- ServiceNow announced a $1.5 billion buyback plan that has shares moving higher.
- The buybacks are intended to offset dilutive activities and leave plenty of cash flow for growth.
- Analysts are boosting their targets and may drive this market into reversal.
- 5 stocks we like better than ServiceNow
ServiceNow NASDAQ: NOW surprised the market when it announced a massive share repurchase authorization. The authorization was announced at the shareholder event and is worth $1.5 billion. That’s worth more than 1.5% of the market cap and is intended to offset the impact of future dilution related to equity grants and employee stock purchases. The best part is that repurchases come from free cash flow and are insufficient to offset the growth outlook. ServiceNow, like all cloud computing companies, is a growth company that requires ample cash to fund development and expansion.
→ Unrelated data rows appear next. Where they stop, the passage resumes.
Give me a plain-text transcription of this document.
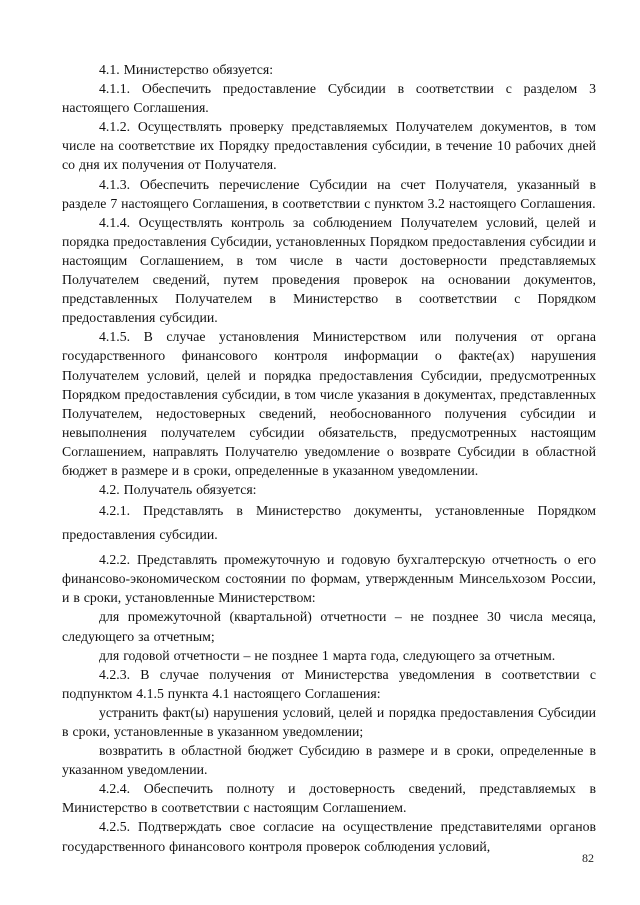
4.1. Министерство обязуется:

4.1.1. Обеспечить предоставление Субсидии в соответствии с разделом 3 настоящего Соглашения.

4.1.2. Осуществлять проверку представляемых Получателем документов, в том числе на соответствие их Порядку предоставления субсидии, в течение 10 рабочих дней со дня их получения от Получателя.

4.1.3. Обеспечить перечисление Субсидии на счет Получателя, указанный в разделе 7 настоящего Соглашения, в соответствии с пунктом 3.2 настоящего Соглашения.

4.1.4. Осуществлять контроль за соблюдением Получателем условий, целей и порядка предоставления Субсидии, установленных Порядком предоставления субсидии и настоящим Соглашением, в том числе в части достоверности представляемых Получателем сведений, путем проведения проверок на основании документов, представленных Получателем в Министерство в соответствии с Порядком предоставления субсидии.

4.1.5. В случае установления Министерством или получения от органа государственного финансового контроля информации о факте(ах) нарушения Получателем условий, целей и порядка предоставления Субсидии, предусмотренных Порядком предоставления субсидии, в том числе указания в документах, представленных Получателем, недостоверных сведений, необоснованного получения субсидии и невыполнения получателем субсидии обязательств, предусмотренных настоящим Соглашением, направлять Получателю уведомление о возврате Субсидии в областной бюджет в размере и в сроки, определенные в указанном уведомлении.

4.2. Получатель обязуется:

4.2.1. Представлять в Министерство документы, установленные Порядком предоставления субсидии.

4.2.2. Представлять промежуточную и годовую бухгалтерскую отчетность о его финансово-экономическом состоянии по формам, утвержденным Минсельхозом России, и в сроки, установленные Министерством:

для промежуточной (квартальной) отчетности – не позднее 30 числа месяца, следующего за отчетным;

для годовой отчетности – не позднее 1 марта года, следующего за отчетным.

4.2.3. В случае получения от Министерства уведомления в соответствии с подпунктом 4.1.5 пункта 4.1 настоящего Соглашения:

устранить факт(ы) нарушения условий, целей и порядка предоставления Субсидии в сроки, установленные в указанном уведомлении;

возвратить в областной бюджет Субсидию в размере и в сроки, определенные в указанном уведомлении.

4.2.4. Обеспечить полноту и достоверность сведений, представляемых в Министерство в соответствии с настоящим Соглашением.

4.2.5. Подтверждать свое согласие на осуществление представителями органов государственного финансового контроля проверок соблюдения условий,

82
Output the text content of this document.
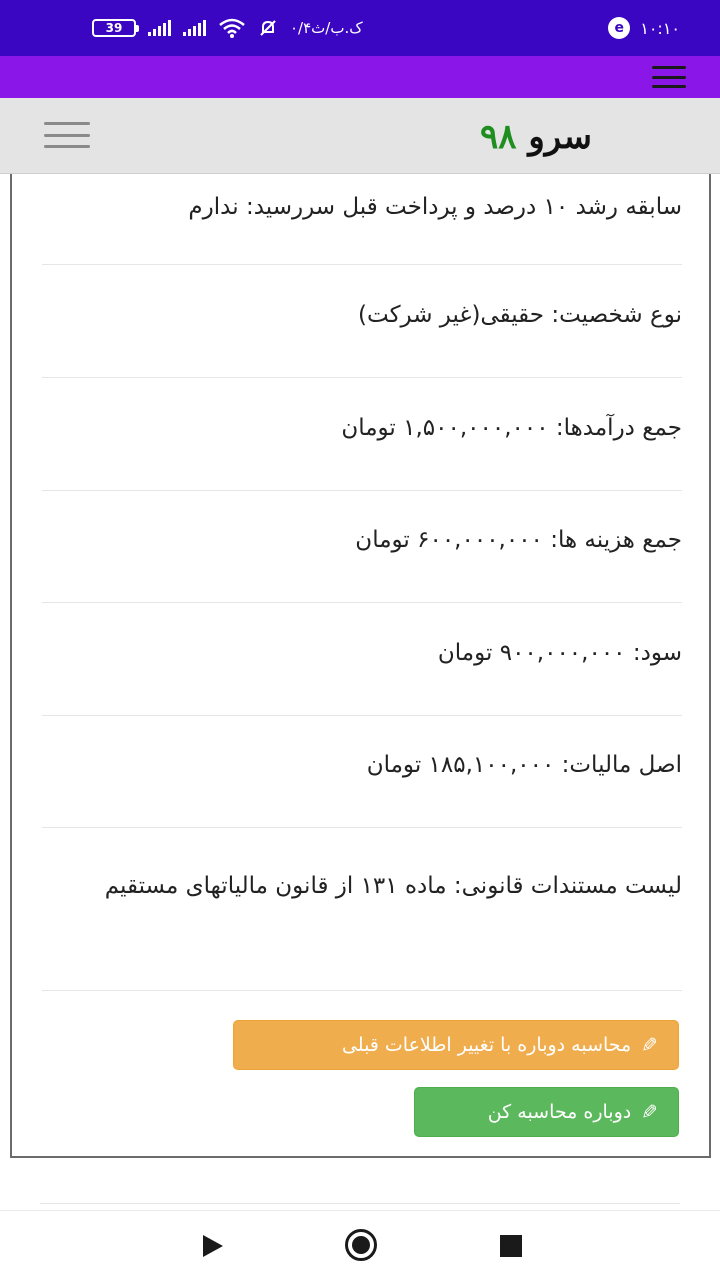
39	۰/۴ک.ب/ث	e	۱۰:۱۰
سرو ۹۸
سابقه رشد ۱۰ درصد و پرداخت قبل سررسید: ندارم
نوع شخصیت: حقیقی(غیر شرکت)
جمع درآمدها: ۱,۵۰۰,۰۰۰,۰۰۰ تومان
جمع هزینه ها: ۶۰۰,۰۰۰,۰۰۰ تومان
سود: ۹۰۰,۰۰۰,۰۰۰ تومان
اصل مالیات: ۱۸۵,۱۰۰,۰۰۰ تومان
لیست مستندات قانونی: ماده ۱۳۱ از قانون مالیاتهای مستقیم
✎
محاسبه دوباره با تغییر اطلاعات قبلی
✎
دوباره محاسبه کن
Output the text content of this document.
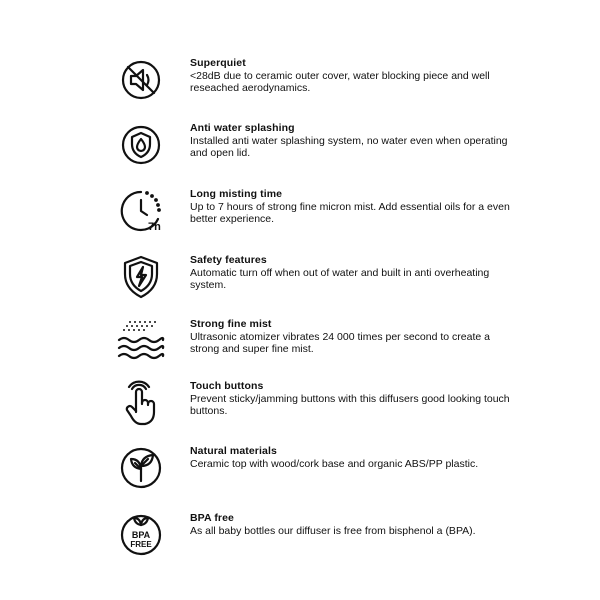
Superquiet
<28dB due to ceramic outer cover, water blocking piece and well reseached aerodynamics.
Anti water splashing
Installed anti water splashing system, no water even when operating and open lid.
7h
Long misting time
Up to 7 hours of strong fine micron mist. Add essential oils for a even better experience.
Safety features
Automatic turn off when out of water and built in anti overheating system.
Strong fine mist
Ultrasonic atomizer vibrates 24 000 times per second to create a strong and super fine mist.
Touch buttons
Prevent sticky/jamming buttons with this diffusers good looking touch buttons.
Natural materials
Ceramic top with wood/cork base and organic ABS/PP plastic.
BPA
FREE
BPA free
As all baby bottles our diffuser is free from bisphenol a (BPA).
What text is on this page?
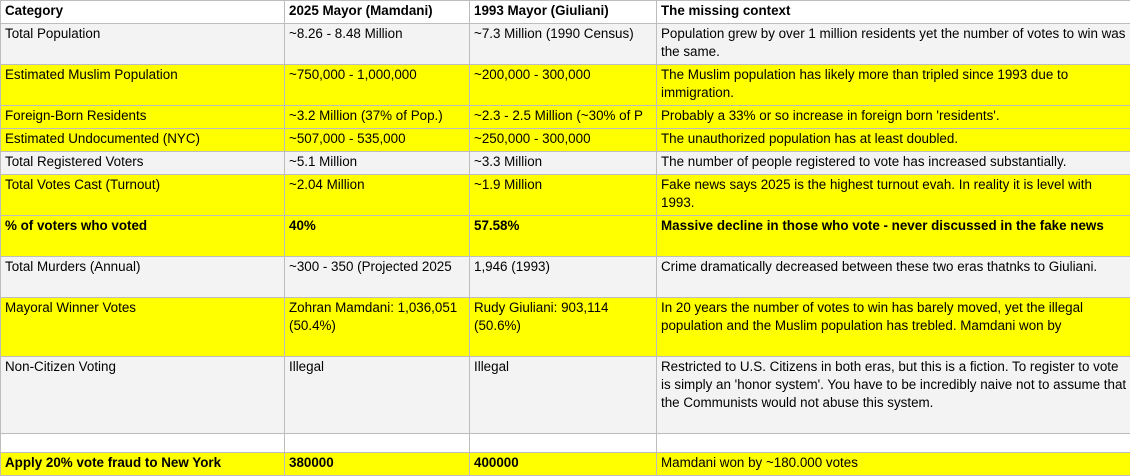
Category	2025 Mayor (Mamdani)	1993 Mayor (Giuliani)	The missing context
Total Population	~8.26 - 8.48 Million	~7.3 Million (1990 Census)	Population grew by over 1 million residents yet the number of votes to win was the same.
Estimated Muslim Population	~750,000 - 1,000,000	~200,000 - 300,000	The Muslim population has likely more than tripled since 1993 due to immigration.
Foreign-Born Residents	~3.2 Million (37% of Pop.)	~2.3 - 2.5 Million (~30% of P	Probably a 33% or so increase in foreign born 'residents'.
Estimated Undocumented (NYC)	~507,000 - 535,000	~250,000 - 300,000	The unauthorized population has at least doubled.
Total Registered Voters	~5.1 Million	~3.3 Million	The number of people registered to vote has increased substantially.
Total Votes Cast (Turnout)	~2.04 Million	~1.9 Million	Fake news says 2025 is the highest turnout evah. In reality it is level with 1993.
% of voters who voted	40%	57.58%	Massive decline in those who vote - never discussed in the fake news
Total Murders (Annual)	~300 - 350 (Projected 2025	1,946 (1993)	Crime dramatically decreased between these two eras thatnks to Giuliani.
Mayoral Winner Votes	Zohran Mamdani: 1,036,051 (50.4%)	Rudy Giuliani: 903,114 (50.6%)	In 20 years the number of votes to win has barely moved, yet the illegal population and the Muslim population has trebled. Mamdani won by
Non-Citizen Voting	Illegal	Illegal	Restricted to U.S. Citizens in both eras, but this is a fiction. To register to vote is simply an 'honor system'. You have to be incredibly naive not to assume that the Communists would not abuse this system.

Apply 20% vote fraud to New York	380000	400000	Mamdani won by ~180.000 votes
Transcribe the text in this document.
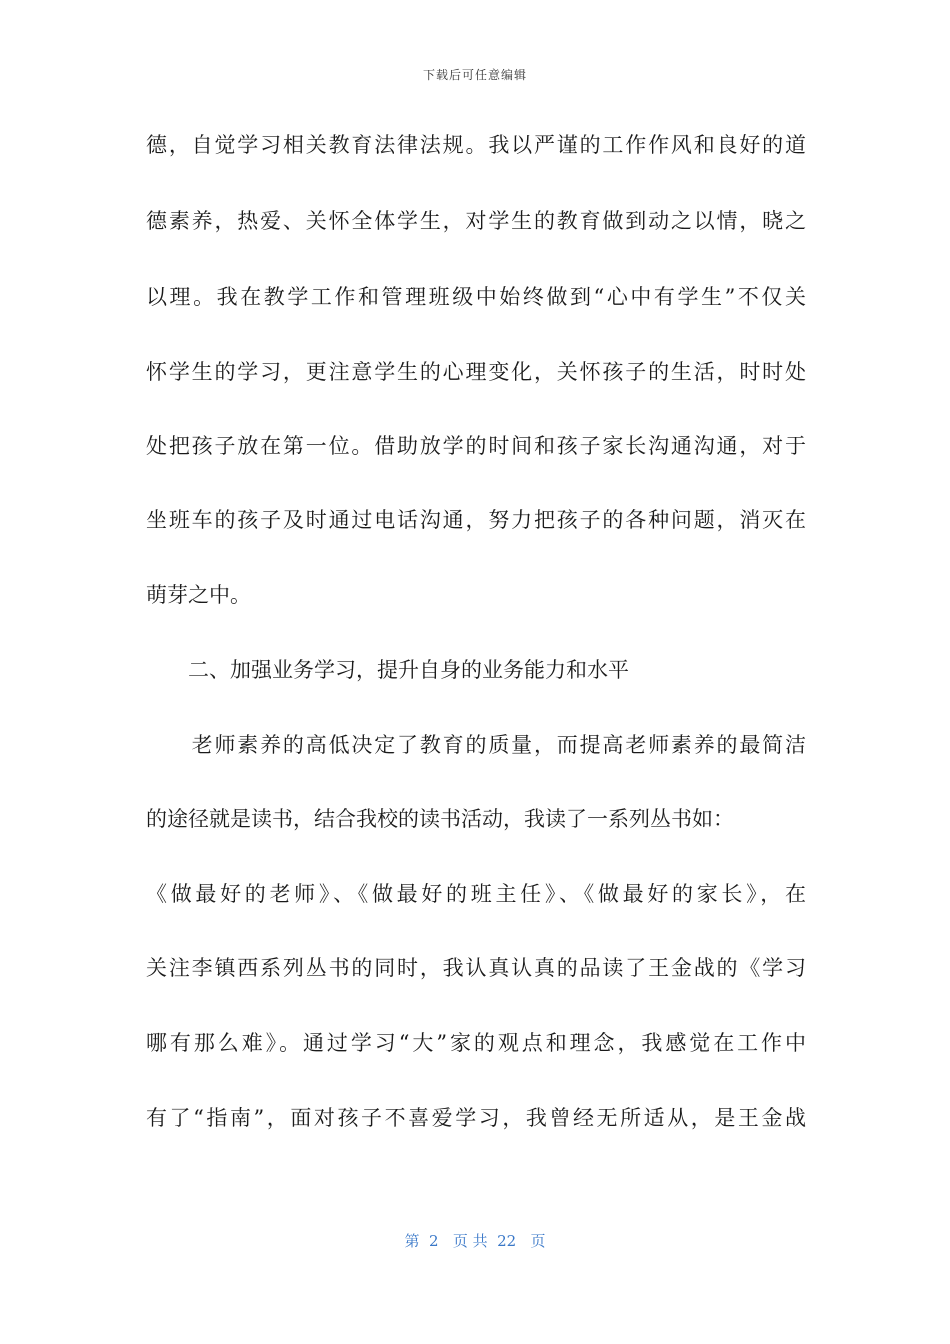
下载后可任意编辑
德，自觉学习相关教育法律法规。我以严谨的工作作风和良好的道
德素养，热爱、关怀全体学生，对学生的教育做到动之以情，晓之
以理。我在教学工作和管理班级中始终做到“心中有学生”不仅关
怀学生的学习，更注意学生的心理变化，关怀孩子的生活，时时处
处把孩子放在第一位。借助放学的时间和孩子家长沟通沟通，对于
坐班车的孩子及时通过电话沟通，努力把孩子的各种问题，消灭在
萌芽之中。
　　二、加强业务学习，提升自身的业务能力和水平
　　老师素养的高低决定了教育的质量，而提高老师素养的最简洁
的途径就是读书，结合我校的读书活动，我读了一系列丛书如：
《做最好的老师》、《做最好的班主任》、《做最好的家长》，在
关注李镇西系列丛书的同时，我认真认真的品读了王金战的《学习
哪有那么难》。通过学习“大”家的观点和理念，我感觉在工作中
有了“指南”，面对孩子不喜爱学习，我曾经无所适从，是王金战
第  2   页 共  22   页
“Given the current macro environment and our strong cash flow generation, we believe that using a portion of our free cash flow to manage dilution is a strategic use of capital," NOW CFO Gina Mastantuono.
The Analysts Raise Their Targets For ServiceNow
The analysts were bullish on ServiceNow before the announcement and are raising their price targets now. The news sparked at least 4 price target increases with the stock trading range of $510 to $560. The midpoint of the range and average of the new targets is above the Marketbeat.com consensus target, leading the market higher. This activity comes just weeks after the Q1 earnings release, a release that triggered several price target increases and an upgrade to Neutral from Sell by BNP Paribas.
The Q1 results were strong and pointed to additional strength later in the year. The company beat on the top and bottom lines and guided the market higher on the increase in large contracts. This is not surprising given the shift toward digitization and cloud-based services shown by other cloud-computing companies, and it may not be the last time guidance is raised this year.
Among the avenues for growth available to ServiceNow is AI. The company is expected to enhance its offerings with AI-powered services as soon as this year, which could aid its internal efficiency and clients—the firm plans to use OpenAI and Microsoft Azure capabilities to further that end.
The Institutional Tide Is Shifting For ServiceNow
Institutional selling was vigorous in 2022, with sales outpacing purchases by more than 3:1. The pace of activity has slowed from the peak and shifted in favor of the bulls, with buyers outpacing the sellers by a slim margin in calendar Q1 and activity roughly equal in Q2. This shift can be seen in the chart, which shows a bottom. Assuming this trend continues, the stock could easily complete a reversal. This was foreshadowed by price action following the Q1 release. Regarding the insiders, the insiders have only been selling their shares, but the activity is light, spread among a broad array of executives, and consistent with share-based compensation.
The chart is favorable. Price action is up roughly 5% following the repurchase announcement and has the market at a critical resistance point. A sustained rally may form if the market can clear that point near $495. In that scenario, the stock could trend toward the analysts' $530 consensus target and set the stage for a more pronounced recovery. If not, this stock could be range-bound at current levels until Q2 and Q3 results are released later in the year.